Parameter Tables#
Overview#
Sciline supports a mechanism for repeating parts of or all of a computation with different values for one or more parameters. This allows for a variety of use cases, similar to map, reduce, and groupby operations in other systems. We illustrate each of these in the follow three chapters. Sciline’s implementation is based on Cyclebane.
Computing results for series of parameters#
This chapter illustrates how to perform map operations with Sciline.

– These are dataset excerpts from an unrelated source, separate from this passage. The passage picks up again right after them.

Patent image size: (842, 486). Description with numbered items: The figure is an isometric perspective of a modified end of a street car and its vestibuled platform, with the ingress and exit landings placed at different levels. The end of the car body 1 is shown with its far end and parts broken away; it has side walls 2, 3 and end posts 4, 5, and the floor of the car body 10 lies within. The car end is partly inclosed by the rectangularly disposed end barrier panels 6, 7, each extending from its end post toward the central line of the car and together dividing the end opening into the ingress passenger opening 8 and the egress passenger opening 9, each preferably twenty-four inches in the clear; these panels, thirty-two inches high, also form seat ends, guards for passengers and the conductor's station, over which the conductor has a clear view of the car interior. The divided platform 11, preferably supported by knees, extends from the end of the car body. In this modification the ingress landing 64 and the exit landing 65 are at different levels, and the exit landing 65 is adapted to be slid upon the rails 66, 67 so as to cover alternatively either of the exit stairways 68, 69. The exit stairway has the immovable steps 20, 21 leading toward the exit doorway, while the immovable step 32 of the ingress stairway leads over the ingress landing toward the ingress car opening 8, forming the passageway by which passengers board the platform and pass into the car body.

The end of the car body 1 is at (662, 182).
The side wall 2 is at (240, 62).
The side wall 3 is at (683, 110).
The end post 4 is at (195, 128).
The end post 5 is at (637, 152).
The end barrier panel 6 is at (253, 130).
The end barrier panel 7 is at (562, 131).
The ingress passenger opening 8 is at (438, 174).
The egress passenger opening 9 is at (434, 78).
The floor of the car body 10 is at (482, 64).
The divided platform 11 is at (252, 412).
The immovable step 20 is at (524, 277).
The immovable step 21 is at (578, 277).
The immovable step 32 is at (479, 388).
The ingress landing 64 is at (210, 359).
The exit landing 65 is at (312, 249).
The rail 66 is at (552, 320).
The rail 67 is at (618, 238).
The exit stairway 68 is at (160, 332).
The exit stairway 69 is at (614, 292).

Starting with the model workflow introduced in Getting Started, we would like to replace the fixed Filename
parameter with a series of filenames listed in a “parameter table”. We begin by defining the base pipeline:
[1]:
from typing import NewType
import sciline
_fake_filesytem = {
'file102.txt': [1, 2, float('nan'), 3],
'file103.txt': [1, 2, 3, 4],
'file104.txt': [1, 2, 3, 4, 5],
'file105.txt': [1, 2, 3],
}
# 1. Define domain types
Filename = NewType('Filename', str)
RawData = NewType('RawData', dict)
CleanedData = NewType('CleanedData', list)
ScaleFactor = NewType('ScaleFactor', float)
Result = NewType('Result', float)
# 2. Define providers
def load(filename: Filename) -> RawData:
"""Load the data from the filename."""
data = _fake_filesytem[filename]
return RawData({'data': data, 'meta': {'filename': filename}})
def clean(raw_data: RawData) -> CleanedData:
"""Clean the data, removing NaNs."""
import math
return CleanedData([x for x in raw_data['data'] if not math.isnan(x)])
def process(data: CleanedData, param: ScaleFactor) -> Result:
"""Process the data, multiplying the sum by the scale factor."""
return Result(sum(data) * param)
# 3. Create pipeline
providers = [load, clean, process]
params = {ScaleFactor: 2.0}
base = sciline.Pipeline(providers, params=params)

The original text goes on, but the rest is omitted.